How to choose a domain name — and actually own it
Choose a domain that's short, spellable out loud, and close to your brand — then register it somewhere that shows the renewal price next to the first-year price, includes WHOIS privacy and SSL for free, and hands you the transfer (EPP) code the day you ask. Ownership is about the exit being easy, not the entrance.
A domain is the one part of your online business you can truly own — no platform, no algorithm, no landlord. But the industry has learned to make the first year cheap and the exit expensive. Choosing well means thinking about both halves: the name, and the terms you hold it on.
Choosing the name
- Say it out loud. If you have to spell it after saying it, keep looking.
- Shorter beats cleverer. Hyphens and numbers get mistyped and misremembered.
- The .com isn't sacred anymore — a clean name on .shop, .studio or your country's TLD beats a mangled name on .com.
- Check the name isn't someone else's trademark in your market before you print anything.
- If your brand name is taken, try the natural phrase a customer would search — what you do plus where you are.
The renewal-price trap
The most common surprise in domains is the second year. A $2.99 first year quietly renews at $25+, and by then your email, business cards and search ranking live on that name. Before you buy anywhere, find the renewal price — if it isn't shown next to the first-year price, that's your answer. At xigzag, registration and renewal are the same price on every TLD we sell, and the table is public.
What should be free (because it costs the registrar almost nothing)
- WHOIS privacy — your home address doesn't belong in a public database.

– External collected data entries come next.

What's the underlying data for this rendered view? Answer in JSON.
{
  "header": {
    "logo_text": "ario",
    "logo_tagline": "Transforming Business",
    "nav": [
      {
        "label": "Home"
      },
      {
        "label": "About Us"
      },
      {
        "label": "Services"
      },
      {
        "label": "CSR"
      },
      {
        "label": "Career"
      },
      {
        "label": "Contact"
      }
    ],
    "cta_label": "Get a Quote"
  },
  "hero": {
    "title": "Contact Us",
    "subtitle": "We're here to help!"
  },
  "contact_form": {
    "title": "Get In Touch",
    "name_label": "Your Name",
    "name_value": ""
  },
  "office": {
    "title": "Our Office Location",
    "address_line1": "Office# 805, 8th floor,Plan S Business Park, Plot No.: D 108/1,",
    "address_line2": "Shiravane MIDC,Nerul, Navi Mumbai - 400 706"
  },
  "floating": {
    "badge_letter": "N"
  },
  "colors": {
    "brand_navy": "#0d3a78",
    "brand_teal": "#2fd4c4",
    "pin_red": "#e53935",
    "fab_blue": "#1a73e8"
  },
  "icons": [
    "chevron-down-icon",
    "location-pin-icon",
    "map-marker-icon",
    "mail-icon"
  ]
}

- SSL — the padlock is table stakes, not a product.
- DNS management, URL forwarding and basic email forwarding.
- Auto-renew you can turn off, with a warning before any charge.
You don't find out who owns your domain until you try to leave with it.
Real ownership is a working exit
ICANN rules give you the right to transfer a domain to any registrar: the current one must let you unlock it and hand you an authorization (EPP) code. A trustworthy registrar puts both behind one click — that's how it works in a xigzag dashboard, and it's the standard you should hold anyone to. The test of ownership isn't the buying experience. It's whether leaving is one click or one support ticket.